If you’re looking to lose weight and keep it off, health experts say skipping meals is not a good idea, as it can get the opposite effects to those desired.
Medical News Today shares that if a person eats a lot and then goes for long periods without eating, the body can burn calories more slowly and store more fat cells.
Eating regularly at regular times, with intervals of about 4 hours, can help maintain metabolic balance.
The UK National Health Service (NHS) notes that skipping meals altogether can lead to tiredness and can mean you miss out on essential nutrients. They will also be more likely to snack on foods high in fat and sugar, which could result in weight gain.
To lose weight you need to reduce the amount of calories you consume and increase the calories you burn through exercise. But, indulging in extremely restrictive diets can slow down your metabolism.
“Because not enough calories are being consumed, the body slows down its metabolism in an effort to conserve energy. You may feel sluggish and cold and have gastrointestinal abnormalities, such as constipation,” shares the Academy of Nutrition and Dietetics.
How to lose weight
The World Health Organization recommends:
1. Limit energy intake from the amount of total fat and sugars.
2. Increase the consumption of fruits and vegetables, as well as legumes, whole grains and nuts.
3. Carry out regular physical activity (60 minutes per day for youth and 150 minutes per week for adults).
The Centers for Disease Control and Prevention (CDC) notes that people who lose weight gradually and steadily (about 1 to 2 pounds per week) are more successful at keeping the weight off.
“Healthy weight loss is not just about a diet or program.
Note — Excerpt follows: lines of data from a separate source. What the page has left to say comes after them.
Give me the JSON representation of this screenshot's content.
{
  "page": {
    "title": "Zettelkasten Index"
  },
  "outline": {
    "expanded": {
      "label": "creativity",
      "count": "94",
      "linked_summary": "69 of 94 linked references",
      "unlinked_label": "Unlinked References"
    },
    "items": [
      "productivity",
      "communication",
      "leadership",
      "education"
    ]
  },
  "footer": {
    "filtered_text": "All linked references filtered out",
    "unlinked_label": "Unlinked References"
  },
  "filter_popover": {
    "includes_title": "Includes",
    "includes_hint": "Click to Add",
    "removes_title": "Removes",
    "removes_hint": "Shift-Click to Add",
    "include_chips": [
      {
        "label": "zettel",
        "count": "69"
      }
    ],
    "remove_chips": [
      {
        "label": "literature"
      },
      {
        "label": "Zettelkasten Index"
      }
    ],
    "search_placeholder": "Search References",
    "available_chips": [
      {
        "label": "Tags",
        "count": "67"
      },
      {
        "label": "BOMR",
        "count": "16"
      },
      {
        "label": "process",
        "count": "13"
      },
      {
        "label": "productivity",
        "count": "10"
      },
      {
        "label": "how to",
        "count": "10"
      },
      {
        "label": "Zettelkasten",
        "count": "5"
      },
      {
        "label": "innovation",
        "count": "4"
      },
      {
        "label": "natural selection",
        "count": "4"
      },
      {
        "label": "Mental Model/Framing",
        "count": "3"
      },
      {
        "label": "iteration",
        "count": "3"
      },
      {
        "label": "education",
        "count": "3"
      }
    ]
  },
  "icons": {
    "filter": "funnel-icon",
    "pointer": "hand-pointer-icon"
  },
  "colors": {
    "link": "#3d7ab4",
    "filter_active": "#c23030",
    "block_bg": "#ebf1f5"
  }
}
It is about an ongoing lifestyle that includes healthy eating patterns and regular physical activity,” the CDC shares.
The Harvard Nutrition Source notes that instead of choosing foods based on caloric value alone, people should choose high-quality, healthy foods and minimize low-quality foods.
High-quality foods include unrefined and minimally processed foods such as vegetables and fruits, whole grains, healthy fats, and healthy sources of protein.
Lower-quality foods include highly processed snack foods, sugary drinks, refined (white) grains, refined sugar, fried foods, foods high in saturated and trans fats, and high-glycemic foods like potatoes.